Posted by: RedCarolina at January 12, 2011 10:56 AM
*occurred (shameless spellcheck)
Posted by: RedCarolina at January 12, 2011 10:59 AM
It would be good to start an underground railroad for urban kids imprisoned in public schools, too, Bob.
Posted by: Jewel at January 12, 2011 11:10 AM
Brilliant. Too bad Republicans never have the balls to put it that way, and to take back the mantle of civil rights from the leftist pimps who profit from the dysfunction they propagate.
Posted by: Gagdad Bob at January 12, 2011 11:25 AM
Very often I have heard successful people who were once tortured and failing school kids say they learned all they knew about the basic building blocks of education from a few weeks or months of instruction in private tutoring. But what the state intends to teach kids does take years to accomplish.

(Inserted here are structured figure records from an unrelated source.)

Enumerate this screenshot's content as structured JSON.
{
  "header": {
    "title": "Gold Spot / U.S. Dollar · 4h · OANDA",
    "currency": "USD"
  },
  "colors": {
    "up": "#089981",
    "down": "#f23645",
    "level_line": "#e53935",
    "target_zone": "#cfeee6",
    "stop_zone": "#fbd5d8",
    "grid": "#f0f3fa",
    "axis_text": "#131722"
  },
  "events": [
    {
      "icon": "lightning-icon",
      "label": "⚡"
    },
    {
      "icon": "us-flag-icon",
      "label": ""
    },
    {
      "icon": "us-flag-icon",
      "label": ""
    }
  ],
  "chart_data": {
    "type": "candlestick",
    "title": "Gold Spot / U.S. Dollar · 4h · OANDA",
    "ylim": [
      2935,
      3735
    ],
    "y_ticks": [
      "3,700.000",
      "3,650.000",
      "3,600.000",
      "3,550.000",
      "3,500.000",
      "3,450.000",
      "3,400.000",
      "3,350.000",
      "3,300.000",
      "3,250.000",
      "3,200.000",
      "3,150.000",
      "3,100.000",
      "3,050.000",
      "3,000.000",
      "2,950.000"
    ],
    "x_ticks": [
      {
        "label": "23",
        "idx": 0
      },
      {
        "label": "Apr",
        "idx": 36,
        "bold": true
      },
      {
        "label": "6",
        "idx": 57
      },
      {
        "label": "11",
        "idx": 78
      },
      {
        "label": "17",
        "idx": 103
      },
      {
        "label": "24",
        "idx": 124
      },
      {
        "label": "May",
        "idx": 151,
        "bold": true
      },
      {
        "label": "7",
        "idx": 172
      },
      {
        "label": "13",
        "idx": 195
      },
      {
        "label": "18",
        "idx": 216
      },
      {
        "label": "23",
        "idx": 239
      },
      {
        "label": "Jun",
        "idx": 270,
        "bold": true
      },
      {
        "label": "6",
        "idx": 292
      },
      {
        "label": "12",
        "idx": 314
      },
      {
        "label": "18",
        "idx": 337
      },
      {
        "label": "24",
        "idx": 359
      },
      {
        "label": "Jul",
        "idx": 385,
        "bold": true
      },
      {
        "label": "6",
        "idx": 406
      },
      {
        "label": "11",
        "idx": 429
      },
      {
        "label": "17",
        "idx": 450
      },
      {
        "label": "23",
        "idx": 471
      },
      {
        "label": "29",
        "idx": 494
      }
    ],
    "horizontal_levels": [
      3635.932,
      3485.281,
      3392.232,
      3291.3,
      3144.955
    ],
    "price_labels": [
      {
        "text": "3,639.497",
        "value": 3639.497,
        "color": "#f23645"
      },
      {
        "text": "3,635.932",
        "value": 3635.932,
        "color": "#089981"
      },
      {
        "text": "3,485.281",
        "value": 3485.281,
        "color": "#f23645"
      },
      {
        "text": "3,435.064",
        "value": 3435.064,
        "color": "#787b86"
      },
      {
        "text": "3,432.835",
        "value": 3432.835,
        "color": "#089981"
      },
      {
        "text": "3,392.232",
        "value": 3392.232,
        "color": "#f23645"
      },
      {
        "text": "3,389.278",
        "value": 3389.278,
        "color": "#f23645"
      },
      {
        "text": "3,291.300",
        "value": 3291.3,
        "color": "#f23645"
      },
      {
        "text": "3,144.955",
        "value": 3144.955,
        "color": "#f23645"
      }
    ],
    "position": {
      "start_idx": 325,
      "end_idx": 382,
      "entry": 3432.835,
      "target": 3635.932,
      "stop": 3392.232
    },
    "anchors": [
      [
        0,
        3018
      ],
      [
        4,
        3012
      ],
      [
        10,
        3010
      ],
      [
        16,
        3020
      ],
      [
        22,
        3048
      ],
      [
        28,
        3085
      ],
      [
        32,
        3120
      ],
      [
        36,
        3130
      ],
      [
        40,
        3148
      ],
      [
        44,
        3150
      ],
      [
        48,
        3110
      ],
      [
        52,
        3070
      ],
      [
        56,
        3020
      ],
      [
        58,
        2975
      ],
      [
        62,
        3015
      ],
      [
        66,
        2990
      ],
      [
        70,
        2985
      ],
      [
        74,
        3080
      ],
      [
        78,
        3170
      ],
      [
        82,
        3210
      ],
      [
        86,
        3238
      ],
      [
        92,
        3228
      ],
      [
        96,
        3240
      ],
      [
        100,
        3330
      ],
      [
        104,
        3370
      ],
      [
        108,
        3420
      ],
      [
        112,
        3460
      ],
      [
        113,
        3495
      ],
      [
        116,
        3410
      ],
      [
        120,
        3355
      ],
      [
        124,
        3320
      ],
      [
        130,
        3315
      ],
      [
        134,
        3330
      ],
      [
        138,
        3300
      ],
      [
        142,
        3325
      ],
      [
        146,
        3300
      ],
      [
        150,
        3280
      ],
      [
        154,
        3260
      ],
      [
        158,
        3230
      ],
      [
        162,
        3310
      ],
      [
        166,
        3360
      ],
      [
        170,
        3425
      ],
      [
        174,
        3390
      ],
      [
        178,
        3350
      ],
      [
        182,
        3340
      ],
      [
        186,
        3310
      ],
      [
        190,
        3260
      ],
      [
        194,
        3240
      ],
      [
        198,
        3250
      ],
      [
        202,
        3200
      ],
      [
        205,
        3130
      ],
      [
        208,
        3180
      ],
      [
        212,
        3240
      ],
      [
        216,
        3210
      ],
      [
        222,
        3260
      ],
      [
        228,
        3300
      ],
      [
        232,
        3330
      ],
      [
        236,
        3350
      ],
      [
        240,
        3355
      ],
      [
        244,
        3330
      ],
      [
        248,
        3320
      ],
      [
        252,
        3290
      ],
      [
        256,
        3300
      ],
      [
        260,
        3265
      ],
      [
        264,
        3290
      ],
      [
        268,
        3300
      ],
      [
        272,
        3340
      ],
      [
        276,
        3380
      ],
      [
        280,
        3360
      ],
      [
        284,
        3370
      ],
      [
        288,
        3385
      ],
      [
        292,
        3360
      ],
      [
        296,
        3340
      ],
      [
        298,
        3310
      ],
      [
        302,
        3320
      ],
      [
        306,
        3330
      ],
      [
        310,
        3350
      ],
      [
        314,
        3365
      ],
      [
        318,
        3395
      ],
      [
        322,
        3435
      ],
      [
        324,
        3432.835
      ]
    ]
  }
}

Posted by: james wilson at January 12, 2011 11:36 AM
I am not only a home schooling mom, but a former public high school teacher. The kids are definitely learning the skill of demanding something for nothing. And the administration is definitely learning to press teachers to give them something for nothing. And we don't even have teachers unions where I taught. Between my experience in the god-forsaken public schools and my own recovery from the trappings trendy liberal culture, it was a no-brainer when my kids were starting school. I believe the people who deserve the "big balls" award would be the Christians who pioneered the home schooling movement and suffered indignation and even prison time at the hands of their respective state governments. There is not a single day that goes by that I don't thank God for their courage and pray He grants me half the courage when I am faced with such a "calling".
Posted by: RedCarolina at January 13, 2011 10:51 AM
Been there and done that home schooling stuff. Now my kids are rational, inner-directed, responsible, competent happy adults who for the most part laugh at popular culture and political correctness. I would do it again in a heartbeat, and if I could make a living schooling another family in a homelike environment, it would be the best job I could imagine having.